SUBSCRIBE

June 5, 2000, Volume 3 - Number 9


First Analysis

This analysis-led approach to building a data warehouse can help you avoid data quality problems before they occur

By Colin White



New IT data integration and migration projects designed to give business users consistent, clean business information often fail. The reason for failure is a simple one: The IT organization can’t handle the complex data quality issues involved in a cost-effective or timely manner. These problems frequently arise because the organization launches the project without clearly understanding the source data that it has to extract and then load into the new system, or even whether this data can support the new application. For example, when implementing a data warehouse that provides performance metrics for customer and product revenues, you must identify the source systems that contain raw revenue data as well as determine the business rules that will help maintain that data.

To help solve data quality problems and reduce project failures, your development organization must thoroughly understand the source data before embarking on new data integration and migration projects, as well as implement procedures and tools to monitor data quality during data extraction and conversion.
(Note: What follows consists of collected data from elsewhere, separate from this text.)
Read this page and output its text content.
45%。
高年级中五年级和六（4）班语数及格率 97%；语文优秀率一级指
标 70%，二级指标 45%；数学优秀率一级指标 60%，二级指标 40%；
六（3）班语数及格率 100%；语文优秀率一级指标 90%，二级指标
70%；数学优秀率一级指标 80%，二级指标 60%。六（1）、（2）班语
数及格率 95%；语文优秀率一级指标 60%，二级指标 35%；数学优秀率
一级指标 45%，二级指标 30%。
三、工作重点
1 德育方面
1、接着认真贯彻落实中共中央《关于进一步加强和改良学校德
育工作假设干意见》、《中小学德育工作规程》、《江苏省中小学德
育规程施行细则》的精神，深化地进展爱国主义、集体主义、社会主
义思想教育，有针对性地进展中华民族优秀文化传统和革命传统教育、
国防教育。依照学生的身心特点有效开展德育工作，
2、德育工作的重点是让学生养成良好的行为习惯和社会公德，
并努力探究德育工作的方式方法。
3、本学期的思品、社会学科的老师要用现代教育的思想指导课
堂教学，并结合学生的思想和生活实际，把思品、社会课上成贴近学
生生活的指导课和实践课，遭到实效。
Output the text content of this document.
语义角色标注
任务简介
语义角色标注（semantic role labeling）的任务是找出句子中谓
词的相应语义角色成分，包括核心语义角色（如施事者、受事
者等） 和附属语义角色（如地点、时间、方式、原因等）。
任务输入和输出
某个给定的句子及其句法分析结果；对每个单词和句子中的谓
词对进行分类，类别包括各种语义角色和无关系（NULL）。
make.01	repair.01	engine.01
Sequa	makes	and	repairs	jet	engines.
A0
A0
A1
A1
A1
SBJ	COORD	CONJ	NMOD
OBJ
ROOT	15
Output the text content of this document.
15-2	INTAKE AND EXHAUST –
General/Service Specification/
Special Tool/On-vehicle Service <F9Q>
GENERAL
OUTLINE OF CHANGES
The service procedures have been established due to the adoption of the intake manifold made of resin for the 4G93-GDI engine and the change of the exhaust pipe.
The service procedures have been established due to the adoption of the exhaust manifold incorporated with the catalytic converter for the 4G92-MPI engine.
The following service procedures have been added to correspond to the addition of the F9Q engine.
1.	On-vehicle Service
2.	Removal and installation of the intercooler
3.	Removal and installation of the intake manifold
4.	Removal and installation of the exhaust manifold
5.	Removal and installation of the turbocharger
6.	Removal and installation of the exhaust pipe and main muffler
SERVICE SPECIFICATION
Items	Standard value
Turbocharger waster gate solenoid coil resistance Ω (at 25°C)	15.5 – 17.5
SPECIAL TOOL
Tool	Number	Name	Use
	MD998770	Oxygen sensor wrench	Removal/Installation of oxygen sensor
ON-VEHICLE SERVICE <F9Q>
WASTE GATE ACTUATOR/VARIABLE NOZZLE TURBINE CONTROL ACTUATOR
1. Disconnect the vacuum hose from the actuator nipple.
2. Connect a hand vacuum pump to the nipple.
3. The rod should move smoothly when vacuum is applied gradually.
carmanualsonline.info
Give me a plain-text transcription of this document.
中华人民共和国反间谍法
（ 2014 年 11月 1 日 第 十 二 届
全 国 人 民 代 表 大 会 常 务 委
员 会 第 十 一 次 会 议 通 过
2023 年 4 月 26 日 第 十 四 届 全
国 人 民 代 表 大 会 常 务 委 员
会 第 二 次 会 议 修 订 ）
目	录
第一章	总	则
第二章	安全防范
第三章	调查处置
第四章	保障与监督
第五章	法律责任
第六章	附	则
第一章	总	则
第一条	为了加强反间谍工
I’ll discuss here how you can maintain data quality during data integration and migration projects, focusing specifically on ensuring data quality during the building of a data warehouse. I’ll also explain how you can use data profiling, data reengineering, and data warehouse extract-transform-load (ETL) tools cooperatively to form an analysis-led approach to data warehouse design and development. (See Figure 1)

FIGURE 1 Analysis-led data warehouse development.


Breakdown

First, let’s look at the tasks and issues involved at each stage of the development process.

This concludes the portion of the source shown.